[extropy-chat] Singularity Drugs

Samantha Atkins sjatkins at gmail.com
Sun Apr 16 04:22:41 UTC 2006


On Apr 15, 2006, at 9:38 AM, Jef Allbright wrote:

> On 4/15/06, John K Clark <jonkc at att.net> wrote:
>> Russell Wallace Wrote:
>>
>>> My guess is that no simple chemical tweak will confer large
>>> benefits to most people without corresponding disadvantages,
>>> simply because if such were easily had, evolution would
>>> probably have already found it.
>>
>> Not necessarily because an entire galaxy of solutions are  
>> unavailable to
>> evolution, but not to intelligence.

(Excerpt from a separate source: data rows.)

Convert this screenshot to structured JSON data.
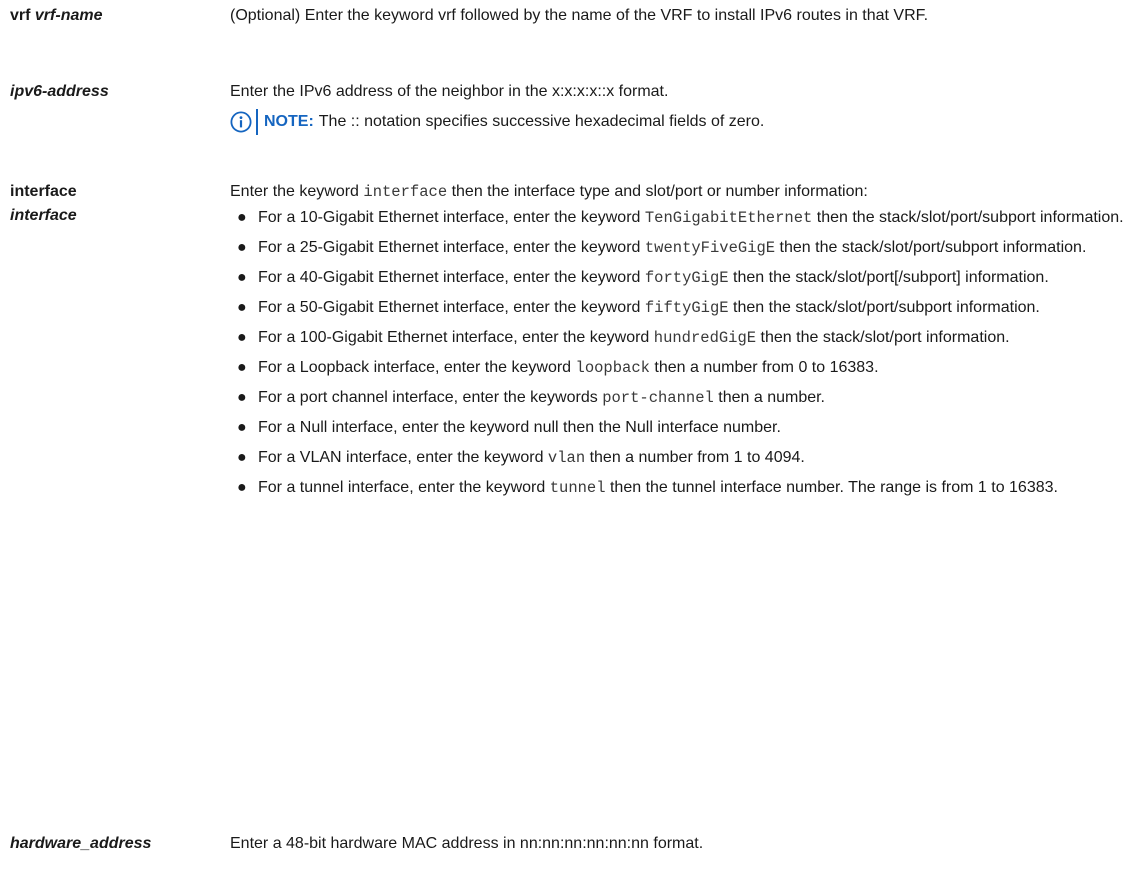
{
  "rows": {
    "vrf": {
      "term_keyword": "vrf",
      "term_arg": "vrf-name",
      "desc": "(Optional) Enter the keyword vrf followed by the name of the VRF to install IPv6 routes in that VRF."
    },
    "ipv6": {
      "term": "ipv6-address",
      "desc": "Enter the IPv6 address of the neighbor in the x:x:x:x::x format.",
      "note_label": "NOTE:",
      "note_text": "The :: notation specifies successive hexadecimal fields of zero.",
      "note_icon": "info-icon"
    },
    "interface": {
      "term_keyword": "interface",
      "term_arg": "interface",
      "intro_pre": "Enter the keyword ",
      "intro_code": "interface",
      "intro_post": " then the interface type and slot/port or number information:",
      "bullet_glyph": "●",
      "bullets": [
        {
          "pre": "For a 10-Gigabit Ethernet interface, enter the keyword ",
          "code": "TenGigabitEthernet",
          "post": " then the stack/slot/port/subport information."
        },
        {
          "pre": "For a 25-Gigabit Ethernet interface, enter the keyword ",
          "code": "twentyFiveGigE",
          "post": " then the stack/slot/port/subport information."
        },
        {
          "pre": "For a 40-Gigabit Ethernet interface, enter the keyword ",
          "code": "fortyGigE",
          "post": " then the stack/slot/port[/subport] information."
        },
        {
          "pre": "For a 50-Gigabit Ethernet interface, enter the keyword ",
          "code": "fiftyGigE",
          "post": " then the stack/slot/port/subport information."
        },
        {
          "pre": "For a 100-Gigabit Ethernet interface, enter the keyword ",
          "code": "hundredGigE",
          "post": " then the stack/slot/port information."
        },
        {
          "pre": "For a Loopback interface, enter the keyword ",
          "code": "loopback",
          "post": " then a number from 0 to 16383."
        },
        {
          "pre": "For a port channel interface, enter the keywords ",
          "code": "port-channel",
          "post": " then a number."
        },
        {
          "pre": "For a Null interface, enter the keyword null then the Null interface number.",
          "code": "",
          "post": ""
        },
        {
          "pre": "For a VLAN interface, enter the keyword ",
          "code": "vlan",
          "post": " then a number from 1 to 4094."
        },
        {
          "pre": "For a tunnel interface, enter the keyword ",
          "code": "tunnel",
          "post": " then the tunnel interface number. The range is from 1 to 16383."
        }
      ]
    },
    "hardware": {
      "term": "hardware_address",
      "desc": "Enter a 48-bit hardware MAC address in nn:nn:nn:nn:nn:nn format."
    }
  },
  "colors": {
    "accent": "#1565c0",
    "text": "#1a1a1a"
  }
}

Every large change evolution  
>> makes
>> consists of lots of small changes, and every single one of those  
>> small
>> changes must confer an IMMEDIATE advantage to the organism;  
>> evolution just
>> doesn't understand the concept of one step backward two steps  
>> forward.
>> Imagine if you had to turn a prop airplane engine into a jet with  
>> a million
>> tiny changes and ever change must improve the performance of the  
>> engine, and
>> you had to make the changes while the engine was running. It just  
>> couldn't
>> be done. That's probably why evolution was never able to come up  
>> with some
>> apparently simple things, like a macroscopic body part that could  
>> move in
>> 360 degrees.
>
> John -
>
> I agree with your statements within the (biological) context in which
> they were intended, but it seems clear to me that in the bigger
> picture, evolution has been responsible for every "invention" you can
> name.
>

Careful on context.  This comment doesn't seem to be within it.